Ovulation signs may be very subtle symptoms of changes in the balance of the body’s hormones. Not every woman experiences the same ovulation symptoms, and in many the signs are overlooked or attributed to other causes. Charting the signs of ovulation each month can help women to pinpoint the days on which they are most likely to conceive.
About half of all women of childbearing age experience some abdominal discomfort and cramps during ovulation. Some women have a sharp pain on one side of the abdomen that lasts for just a moment while others may experience mild-cramping or a dull ache that lasts from a few hours to a few days.
In most women, this mid month pain is mild and may be blamed on gas or other digestive problems, but if the pain is severe, or accompanied by other symptoms, a doctor should be consulted as soon as possible since this may be an indication of a serious medical condition or even an early symptom of pregnancy.
If cramps or pain lasts for more than 24 hours, you may want to take a pregnancy test.
Most women experience an increase in vaginal discharge just before ovulation as the cervical mucus thins and the body prepares for fertilization of an egg. The discharge may be creamy white or clear and is slippery to the touch.

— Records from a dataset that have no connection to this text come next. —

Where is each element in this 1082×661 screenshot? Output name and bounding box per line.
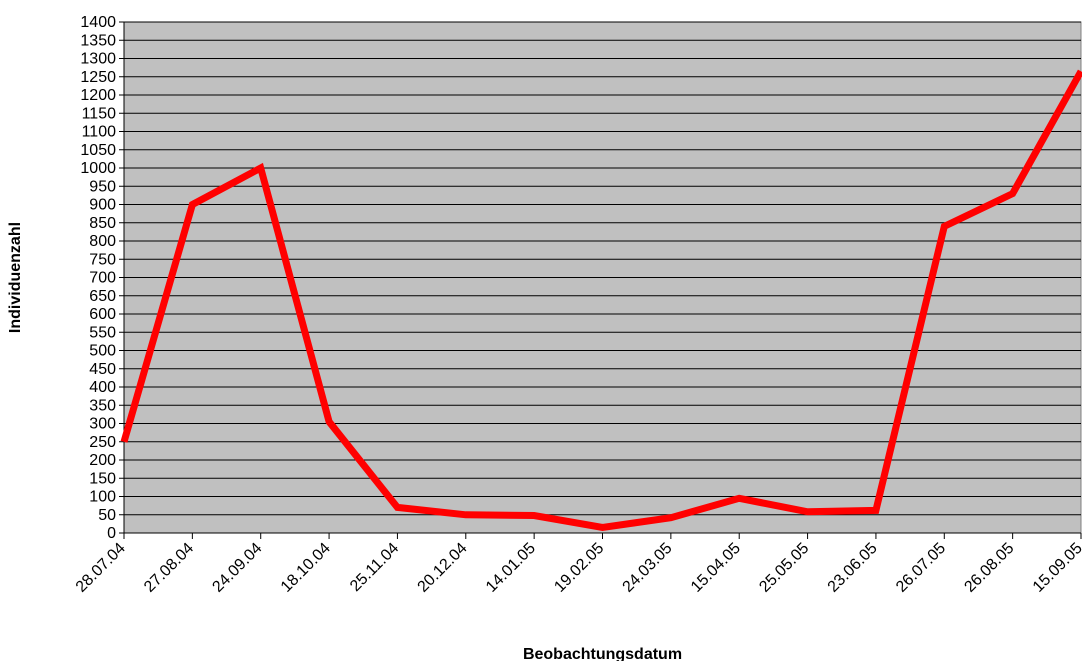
y-tick-label: 150 (89, 470, 116, 487)
y-tick-label: 850 (89, 215, 116, 232)
y-tick-label: 250 (89, 434, 116, 451)
y-tick-label: 500 (89, 343, 116, 360)
x-tick-label: 19.02.05 (551, 540, 607, 596)
x-axis-title: Beobachtungsdatum (523, 646, 682, 661)
x-tick-label: 27.08.04 (141, 540, 197, 596)
x-tick-label: 18.10.04 (278, 540, 334, 596)
y-tick-label: 200 (89, 452, 116, 469)
x-tick-label: 26.08.05 (961, 540, 1017, 596)
x-tick-label: 15.04.05 (688, 540, 744, 596)
x-axis: 28.07.04 27.08.04 24.09.04 18.10.04 25.11.04… (73, 532, 1082, 596)
y-tick-label: 600 (89, 306, 116, 323)
x-tick-label: 24.03.05 (620, 540, 676, 596)
y-tick-label: 750 (89, 251, 116, 268)
y-tick-label: 900 (89, 197, 116, 214)
gridlines (124, 21, 1081, 516)
y-tick-label: 50 (98, 507, 116, 524)
x-tick-label: 24.09.04 (209, 540, 265, 596)
x-tick-label: 28.07.04 (73, 540, 129, 596)
x-tick-label: 23.06.05 (825, 540, 881, 596)
x-tick-label: 26.07.05 (893, 540, 949, 596)
series-layer (120, 69, 1082, 532)
y-axis-title: Individuenzahl (7, 222, 24, 333)
y-tick-label: 1400 (80, 14, 116, 31)
y-tick-label: 1150 (82, 105, 117, 122)
y-tick-label: 800 (89, 233, 116, 250)
y-tick-label: 400 (89, 379, 116, 396)
x-tick-label: 25.11.04 (347, 540, 402, 595)
y-tick-label: 700 (89, 270, 116, 287)
y-tick-label: 300 (89, 416, 116, 433)
y-tick-label: 1350 (80, 32, 116, 49)
y-tick-label: 1250 (80, 69, 116, 86)
series-line (120, 69, 1082, 532)
y-tick-label: 650 (89, 288, 116, 305)
x-tick-label: 25.05.05 (756, 540, 812, 596)
y-tick-label: 950 (89, 178, 116, 195)
x-tick-label: 14.01.05 (483, 540, 539, 596)
y-tick-label: 1050 (80, 142, 116, 159)
y-tick-label: 350 (89, 397, 116, 414)
x-tick-label: 20.12.04 (415, 540, 471, 596)
y-tick-label: 1100 (82, 124, 117, 141)
y-tick-label: 450 (89, 361, 116, 378)
y-tick-label: 100 (89, 489, 116, 506)
y-tick-label: 0 (107, 525, 116, 542)
y-tick-label: 550 (89, 324, 116, 341)
x-tick-label: 15.09.05 (1030, 540, 1082, 596)
y-tick-label: 1300 (80, 51, 116, 68)
y-axis: 0501001502002503003504004505005506006507… (80, 14, 125, 542)
y-tick-label: 1200 (80, 87, 116, 104)
y-tick-label: 1000 (80, 160, 116, 177)
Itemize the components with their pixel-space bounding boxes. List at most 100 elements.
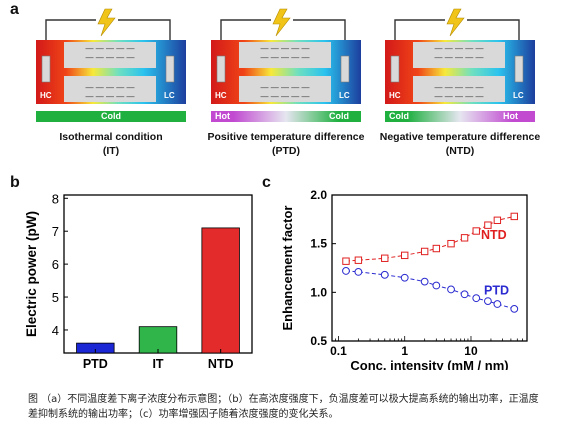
y-axis-label: Enhancement factor xyxy=(280,206,295,331)
condition-label: Positive temperature difference (PTD) xyxy=(207,131,365,157)
x-tick-label: 0.1 xyxy=(330,344,347,358)
figure-caption: 图 （a）不同温度差下离子浓度分布示意图；（b）在高浓度强度下，负温度差可以极大… xyxy=(28,394,539,420)
x-tick-label: NTD xyxy=(208,357,234,370)
data-point-ntd xyxy=(460,234,469,242)
x-tick-label: 10 xyxy=(464,344,478,358)
surface-charge-marks: — — — — — xyxy=(86,53,135,62)
surface-charge-marks: — — — — — xyxy=(261,53,310,62)
data-point-ptd xyxy=(493,300,502,308)
y-tick-label: 8 xyxy=(52,191,59,206)
bar-ntd xyxy=(201,227,240,354)
surface-charge-marks: — — — — — xyxy=(86,83,135,92)
wire-left xyxy=(394,19,445,42)
plot-frame xyxy=(331,194,528,342)
channel-top-wall xyxy=(64,42,156,68)
panel-b-letter: b xyxy=(10,174,20,191)
cold-chamber-label: LC xyxy=(164,91,175,100)
surface-charge-marks: — — — — — xyxy=(86,44,135,53)
data-point-ptd xyxy=(432,281,441,290)
electrode-right xyxy=(514,55,524,83)
surface-charge-marks: — — — — — xyxy=(435,83,484,92)
surface-charge-marks: — — — — — xyxy=(261,83,310,92)
bar-it xyxy=(138,326,178,354)
y-tick-label: 7 xyxy=(52,224,59,239)
data-point-ntd xyxy=(354,256,363,264)
data-point-ntd xyxy=(510,212,518,221)
data-point-ptd xyxy=(342,267,350,275)
data-point-ntd xyxy=(472,227,480,235)
electrode-left xyxy=(390,55,400,83)
strip-label-hot: Hot xyxy=(215,111,230,121)
x-tick-label: 1 xyxy=(401,344,408,358)
device-1-diagram: — — — — —— — — — —— — — — —— — — — —HC LC xyxy=(36,8,186,104)
y-tick-label: 1.0 xyxy=(310,285,327,299)
wire-left xyxy=(45,19,96,42)
strip-label-cold: Cold xyxy=(329,111,349,121)
hot-chamber-label: HC xyxy=(389,91,401,100)
surface-charge-marks: — — — — — xyxy=(261,92,310,101)
cold-chamber-label: LC xyxy=(513,91,524,100)
temperature-strip xyxy=(385,111,535,122)
electrode-left xyxy=(216,55,226,83)
y-tick-label: 4 xyxy=(52,323,59,338)
data-point-ptd xyxy=(380,270,389,279)
wire-right xyxy=(467,19,520,42)
surface-charge-marks: — — — — — xyxy=(261,44,310,53)
data-point-ntd xyxy=(401,251,409,260)
x-tick-label: PTD xyxy=(83,357,108,370)
series-label-ptd: PTD xyxy=(484,283,509,297)
y-tick-label: 6 xyxy=(52,257,59,272)
condition-label: Negative temperature difference (NTD) xyxy=(379,131,541,157)
data-point-ptd xyxy=(472,294,481,303)
channel-bottom-wall xyxy=(239,76,331,102)
surface-charge-marks: — — — — — xyxy=(435,92,484,101)
data-point-ntd xyxy=(493,216,502,225)
device-2-diagram: — — — — —— — — — —— — — — —— — — — —HC LC xyxy=(211,8,361,104)
electrode-left xyxy=(41,55,51,83)
series-line-ptd xyxy=(345,270,515,310)
data-point-ntd xyxy=(381,254,389,262)
surface-charge-marks: — — — — — xyxy=(86,92,135,101)
y-tick-label: 1.5 xyxy=(310,237,327,251)
x-tick-label: IT xyxy=(152,357,163,370)
series-label-ntd: NTD xyxy=(481,228,507,242)
lightning-bolt-icon xyxy=(272,8,291,37)
y-tick-label: 5 xyxy=(52,290,59,305)
data-point-ntd xyxy=(447,239,455,248)
cold-chamber-label: LC xyxy=(339,91,350,100)
hot-chamber-label: HC xyxy=(215,91,227,100)
data-point-ptd xyxy=(484,297,492,305)
electrode-right xyxy=(165,55,175,83)
y-tick-label: 0.5 xyxy=(310,334,327,348)
temperature-strip xyxy=(36,111,186,122)
strip-label-cold: Cold xyxy=(389,111,409,121)
device-3-diagram: — — — — —— — — — —— — — — —— — — — —HC LC xyxy=(385,8,535,104)
hot-chamber-label: HC xyxy=(40,91,52,100)
y-axis-label: Electric power (pW) xyxy=(24,211,39,337)
y-tick-label: 2.0 xyxy=(310,188,327,202)
panel-a-letter: a xyxy=(10,1,19,18)
surface-charge-marks: — — — — — xyxy=(435,53,484,62)
surface-charge-marks: — — — — — xyxy=(435,44,484,53)
data-point-ptd xyxy=(400,273,409,282)
data-point-ptd xyxy=(447,285,455,294)
wire-right xyxy=(293,19,346,42)
wire-right xyxy=(118,19,171,42)
condition-label: Isothermal condition (IT) xyxy=(59,131,163,157)
data-point-ptd xyxy=(510,304,519,313)
data-point-ptd xyxy=(460,290,469,299)
strip-label-hot: Hot xyxy=(503,111,518,121)
lightning-bolt-icon xyxy=(446,8,465,37)
strip-label-cold: Cold xyxy=(101,111,121,121)
channel-top-wall xyxy=(413,42,505,68)
wire-left xyxy=(220,19,271,42)
data-point-ntd xyxy=(484,221,492,229)
data-point-ntd xyxy=(342,257,350,265)
channel-bottom-wall xyxy=(64,76,156,102)
panel-b-bar-chart: 4 5 6 7 8 PTD IT NTD Electric power (pW) xyxy=(24,191,253,370)
channel-top-wall xyxy=(239,42,331,68)
channel-bottom-wall xyxy=(413,76,505,102)
data-point-ntd xyxy=(432,244,441,253)
lightning-bolt-icon xyxy=(97,8,116,37)
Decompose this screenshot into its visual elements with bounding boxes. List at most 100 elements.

If vaginal discharge is yellow or has an unpleasant odor, it can be a symptom of other conditions and should be tested by a doctor. Discharge that is an indicator of ovulation will occur at about the same time every month during a woman’s menstrual cycle.

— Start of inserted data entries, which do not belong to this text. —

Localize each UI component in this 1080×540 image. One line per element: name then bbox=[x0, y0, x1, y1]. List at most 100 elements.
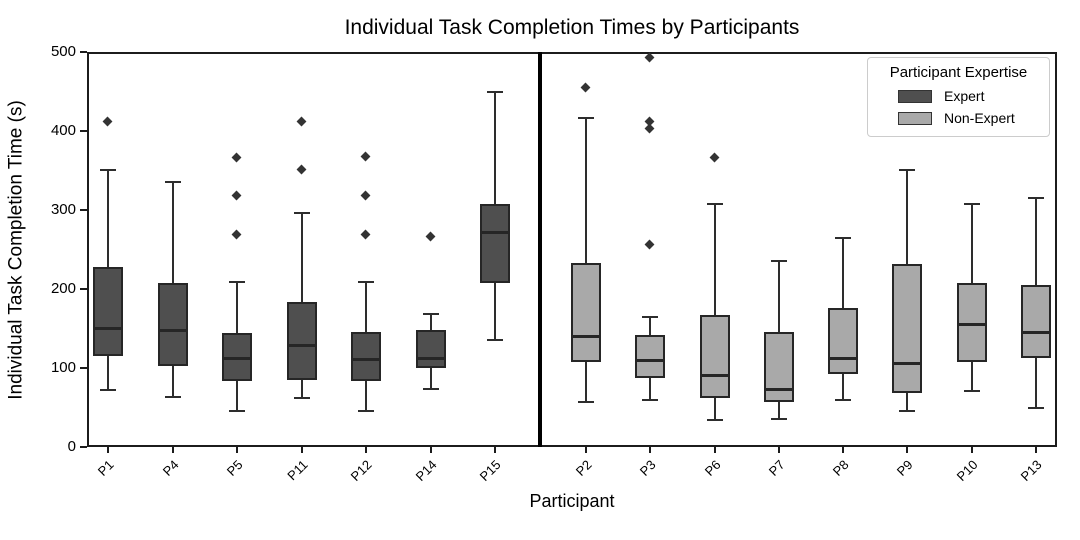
box-P12 bbox=[351, 332, 381, 382]
y-tick-label: 500 bbox=[50, 43, 76, 60]
x-tick-mark bbox=[494, 447, 496, 453]
whisker-cap-top bbox=[422, 313, 439, 316]
median-line-P12 bbox=[353, 357, 379, 361]
median-line-P4 bbox=[159, 328, 186, 332]
upper-whisker bbox=[107, 169, 109, 267]
whisker-cap-bottom bbox=[835, 398, 852, 401]
upper-whisker bbox=[494, 91, 496, 205]
y-tick-label: 200 bbox=[50, 280, 76, 297]
y-tick-mark bbox=[80, 51, 87, 53]
legend-entry-label: Expert bbox=[944, 88, 985, 104]
box-P4 bbox=[157, 283, 188, 367]
whisker-cap-bottom bbox=[1027, 406, 1044, 409]
x-axis-label: Participant bbox=[529, 491, 615, 511]
whisker-cap-bottom bbox=[100, 389, 116, 392]
outlier-diamond bbox=[360, 229, 371, 240]
box-P3 bbox=[635, 334, 666, 379]
median-line-P2 bbox=[573, 334, 599, 338]
median-line-P8 bbox=[830, 357, 857, 361]
lower-whisker bbox=[842, 373, 845, 400]
upper-whisker bbox=[649, 316, 652, 335]
x-tick-mark bbox=[171, 447, 174, 453]
y-tick-mark bbox=[80, 288, 87, 290]
whisker-cap-bottom bbox=[229, 410, 245, 413]
box-P7 bbox=[763, 332, 794, 402]
y-tick-label: 400 bbox=[50, 122, 76, 139]
x-tick-mark bbox=[236, 447, 238, 453]
median-line-P6 bbox=[701, 374, 728, 378]
lower-whisker bbox=[236, 380, 238, 412]
upper-whisker bbox=[970, 203, 973, 284]
x-tick-mark bbox=[365, 447, 367, 453]
whisker-cap-bottom bbox=[899, 409, 916, 412]
outlier-diamond bbox=[580, 82, 591, 92]
whisker-cap-top bbox=[100, 168, 116, 171]
legend-entries: Expert Non-Expert bbox=[876, 85, 1041, 129]
whisker-cap-top bbox=[706, 203, 723, 206]
x-tick-mark bbox=[107, 447, 109, 453]
box-P6 bbox=[699, 315, 730, 398]
whisker-cap-top bbox=[229, 280, 245, 283]
upper-whisker bbox=[842, 237, 845, 308]
median-line-P9 bbox=[894, 361, 921, 365]
median-line-P14 bbox=[417, 357, 444, 361]
lower-whisker bbox=[107, 356, 109, 391]
group-separator-line bbox=[538, 52, 542, 447]
lower-whisker bbox=[429, 368, 432, 390]
upper-whisker bbox=[171, 182, 174, 284]
box-P1 bbox=[93, 266, 123, 357]
lower-whisker bbox=[585, 362, 587, 402]
x-tick-mark bbox=[713, 447, 716, 453]
outlier-diamond bbox=[231, 190, 242, 201]
outlier-diamond bbox=[425, 231, 435, 242]
outlier-diamond bbox=[360, 151, 371, 162]
lower-whisker bbox=[365, 381, 367, 412]
upper-whisker bbox=[585, 117, 587, 263]
lower-whisker bbox=[777, 401, 780, 420]
outlier-diamond bbox=[644, 239, 655, 250]
whisker-cap-top bbox=[164, 181, 181, 184]
x-tick-mark bbox=[1034, 447, 1037, 453]
lower-whisker bbox=[906, 393, 909, 411]
box-P15 bbox=[480, 204, 510, 284]
box-P9 bbox=[892, 263, 923, 394]
whisker-cap-top bbox=[899, 168, 916, 171]
whisker-cap-bottom bbox=[578, 400, 594, 403]
y-tick-label: 100 bbox=[50, 359, 76, 376]
legend: Participant Expertise Expert Non-Expert bbox=[867, 57, 1050, 137]
lower-whisker bbox=[649, 378, 652, 400]
box-P13 bbox=[1020, 285, 1051, 358]
x-tick-mark bbox=[429, 447, 432, 453]
whisker-cap-bottom bbox=[422, 388, 439, 391]
legend-entry-label: Non-Expert bbox=[944, 110, 1015, 126]
x-tick-mark bbox=[585, 447, 587, 453]
median-line-P1 bbox=[95, 327, 121, 330]
lower-whisker bbox=[300, 379, 303, 398]
upper-whisker bbox=[777, 261, 780, 333]
legend-entry: Non-Expert bbox=[876, 107, 1041, 129]
whisker-cap-top bbox=[835, 236, 852, 239]
whisker-cap-bottom bbox=[358, 410, 374, 413]
whisker-cap-top bbox=[487, 90, 503, 93]
y-tick-label: 300 bbox=[50, 201, 76, 218]
legend-swatch-icon bbox=[898, 89, 932, 103]
upper-whisker bbox=[429, 314, 432, 331]
outlier-diamond bbox=[360, 190, 371, 201]
whisker-cap-top bbox=[358, 280, 374, 283]
box-P2 bbox=[571, 262, 601, 363]
median-line-P11 bbox=[288, 343, 315, 347]
box-P5 bbox=[222, 333, 252, 381]
lower-whisker bbox=[494, 283, 496, 341]
lower-whisker bbox=[713, 398, 716, 421]
x-tick-mark bbox=[970, 447, 973, 453]
upper-whisker bbox=[1034, 198, 1037, 286]
box-P10 bbox=[956, 283, 987, 362]
outlier-diamond bbox=[644, 52, 655, 63]
outlier-diamond bbox=[296, 116, 306, 126]
y-tick-mark bbox=[80, 367, 87, 369]
median-line-P10 bbox=[958, 323, 985, 327]
upper-whisker bbox=[713, 204, 716, 316]
legend-entry: Expert bbox=[876, 85, 1041, 107]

The night sweats and hot flashes associated with menopause are caused by fluctuations in female hormones, particularly progesterone. The amount of progesterone in the blood peaks just before ovulation and it causes hot flashes and night sweats in some women.
Women who experience night sweats and/or hot flashes at about the same time every month in their menstrual cycle can use these ovulation signs to help pinpoint the three days when their fertility will be optimum.

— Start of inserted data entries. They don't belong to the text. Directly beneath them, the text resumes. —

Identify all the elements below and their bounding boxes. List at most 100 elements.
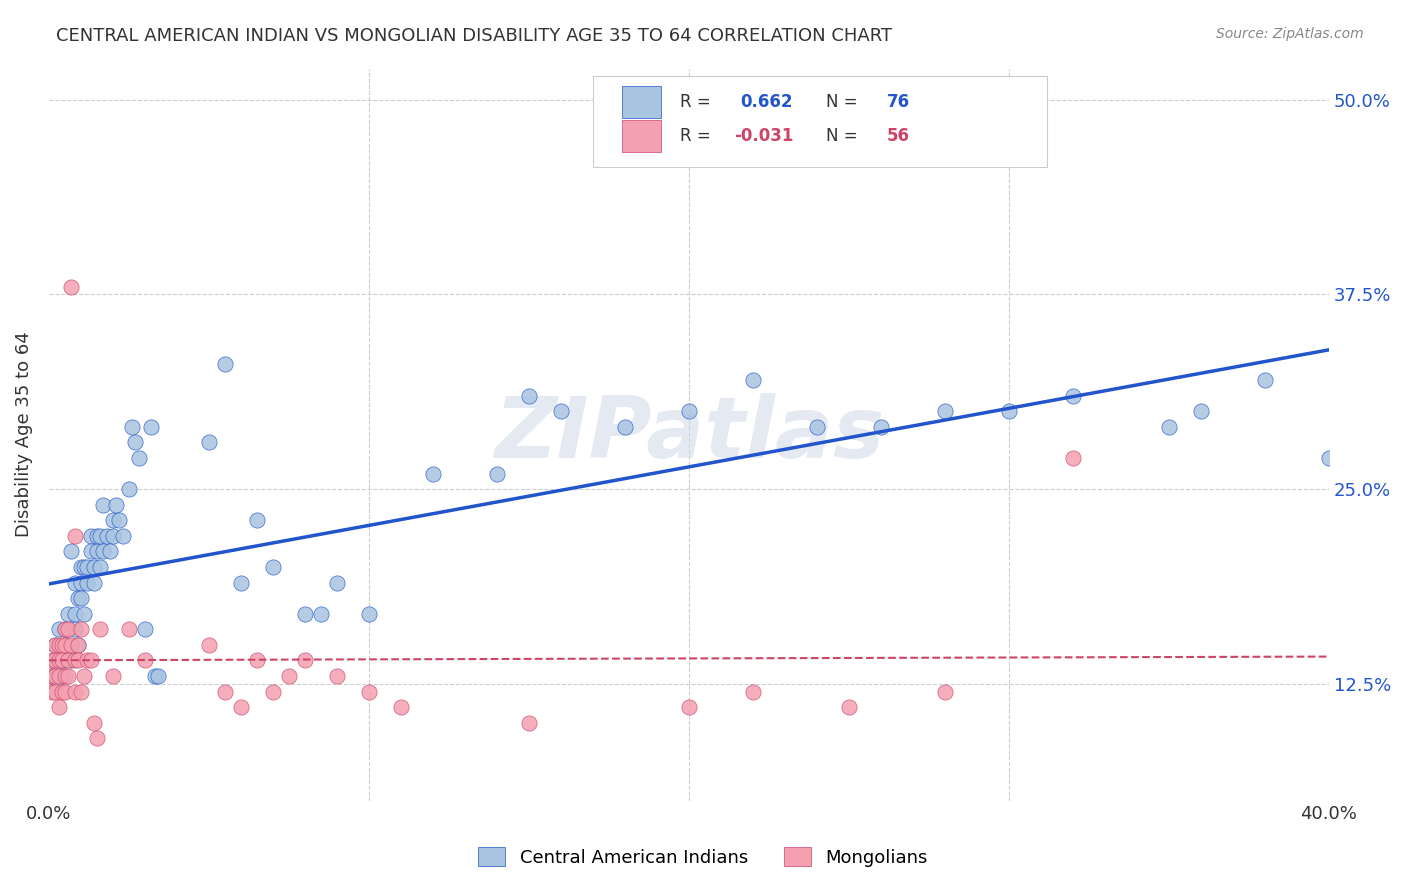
Point xyxy=(357,684,380,698)
Point xyxy=(76,560,98,574)
Point xyxy=(53,638,76,652)
Y-axis label: Disability Age 35 to 64: Disability Age 35 to 64 xyxy=(15,332,32,538)
Point xyxy=(51,669,73,683)
Point xyxy=(678,700,700,714)
Point xyxy=(105,498,128,512)
Point xyxy=(134,653,156,667)
Point xyxy=(51,638,73,652)
Point xyxy=(294,607,316,621)
Point xyxy=(422,467,444,481)
Point xyxy=(63,653,86,667)
Point xyxy=(63,684,86,698)
Point xyxy=(41,669,63,683)
Point xyxy=(41,684,63,698)
Point xyxy=(48,700,70,714)
Point xyxy=(44,669,66,683)
Point xyxy=(118,622,141,636)
Point xyxy=(60,279,83,293)
Text: -0.031: -0.031 xyxy=(734,127,793,145)
Point xyxy=(60,653,83,667)
Point xyxy=(70,591,93,606)
Text: ZIPatlas: ZIPatlas xyxy=(494,393,884,476)
Point xyxy=(48,669,70,683)
Point xyxy=(86,544,108,558)
Point xyxy=(51,684,73,698)
Point xyxy=(118,482,141,496)
Point xyxy=(89,622,111,636)
Point xyxy=(86,731,108,746)
Point xyxy=(246,653,269,667)
Point xyxy=(41,669,63,683)
Point xyxy=(53,638,76,652)
Point xyxy=(550,404,572,418)
Point xyxy=(141,419,163,434)
Point xyxy=(93,498,115,512)
Point xyxy=(1062,389,1084,403)
Point xyxy=(66,653,89,667)
Point xyxy=(869,419,891,434)
Point xyxy=(56,638,79,652)
Point xyxy=(70,560,93,574)
FancyBboxPatch shape xyxy=(623,87,661,119)
Point xyxy=(56,669,79,683)
Point xyxy=(143,669,166,683)
Point xyxy=(53,669,76,683)
Point xyxy=(326,575,349,590)
Point xyxy=(56,622,79,636)
Point xyxy=(79,653,101,667)
Point xyxy=(1157,419,1180,434)
Text: R =: R = xyxy=(681,93,716,112)
Point xyxy=(76,575,98,590)
Text: N =: N = xyxy=(825,93,863,112)
Point xyxy=(44,653,66,667)
Point xyxy=(146,669,169,683)
Point xyxy=(66,638,89,652)
Point xyxy=(53,622,76,636)
Point xyxy=(51,653,73,667)
Point xyxy=(60,544,83,558)
Point xyxy=(63,622,86,636)
Point xyxy=(70,575,93,590)
FancyBboxPatch shape xyxy=(623,120,661,152)
Point xyxy=(998,404,1021,418)
Point xyxy=(63,529,86,543)
Point xyxy=(79,544,101,558)
Point xyxy=(101,669,124,683)
Point xyxy=(108,513,131,527)
Point xyxy=(246,513,269,527)
Point xyxy=(51,653,73,667)
Point xyxy=(485,467,508,481)
Point xyxy=(741,373,763,387)
Point xyxy=(70,684,93,698)
Point xyxy=(66,638,89,652)
Point xyxy=(89,560,111,574)
Point xyxy=(41,653,63,667)
Point xyxy=(278,669,301,683)
Point xyxy=(678,404,700,418)
Point xyxy=(53,653,76,667)
Point xyxy=(60,638,83,652)
Text: R =: R = xyxy=(681,127,716,145)
Point xyxy=(48,669,70,683)
Point xyxy=(83,560,105,574)
Point xyxy=(806,419,828,434)
Point xyxy=(56,607,79,621)
Point xyxy=(101,513,124,527)
Text: 0.662: 0.662 xyxy=(740,93,793,112)
Point xyxy=(1254,373,1277,387)
Point xyxy=(89,529,111,543)
Point xyxy=(66,591,89,606)
Point xyxy=(111,529,134,543)
Point xyxy=(73,669,96,683)
Legend: Central American Indians, Mongolians: Central American Indians, Mongolians xyxy=(471,840,935,874)
Point xyxy=(1189,404,1212,418)
Point xyxy=(101,529,124,543)
Point xyxy=(934,684,956,698)
Point xyxy=(741,684,763,698)
Point xyxy=(613,419,636,434)
Point xyxy=(262,684,284,698)
Point xyxy=(86,529,108,543)
Point xyxy=(70,622,93,636)
Point xyxy=(134,622,156,636)
Point xyxy=(93,544,115,558)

Changes in hormone level cause about half of all women to have breast tenderness, soreness, or heightened sensitivity during ovulation. These ovulation symptoms usually begin about two days before ovulation occurs and end shortly after the ovary releases an egg.
Since breast tenderness is also a symptom of early pregnancy, it is important to chart these ovulation signs each month and if the soreness or sensitivity persists longer than usual, a woman may want to take a pregnancy test.
Basal Body Temperature
Because all women of childbearing age have noticeable changes in the basal body temperature just prior to and during ovulation, basal body temperature is considered among the most reliable signs of ovulation.
About two days before ovulation, the basal body temperature will drop slightly and will then rise sharply when ovulation occurs. After ovulation the temperature will return to pre-ovulation levels signaling that the three day period of fertility has ended.
Ovulation signs vary between women and no single sign, other than basal body temperature, is an accurate predictor of ovulation. Women who want to become pregnant should keep a monthly calendar that tracks the signs of ovulation each month so they can determine the times when they are most fertile.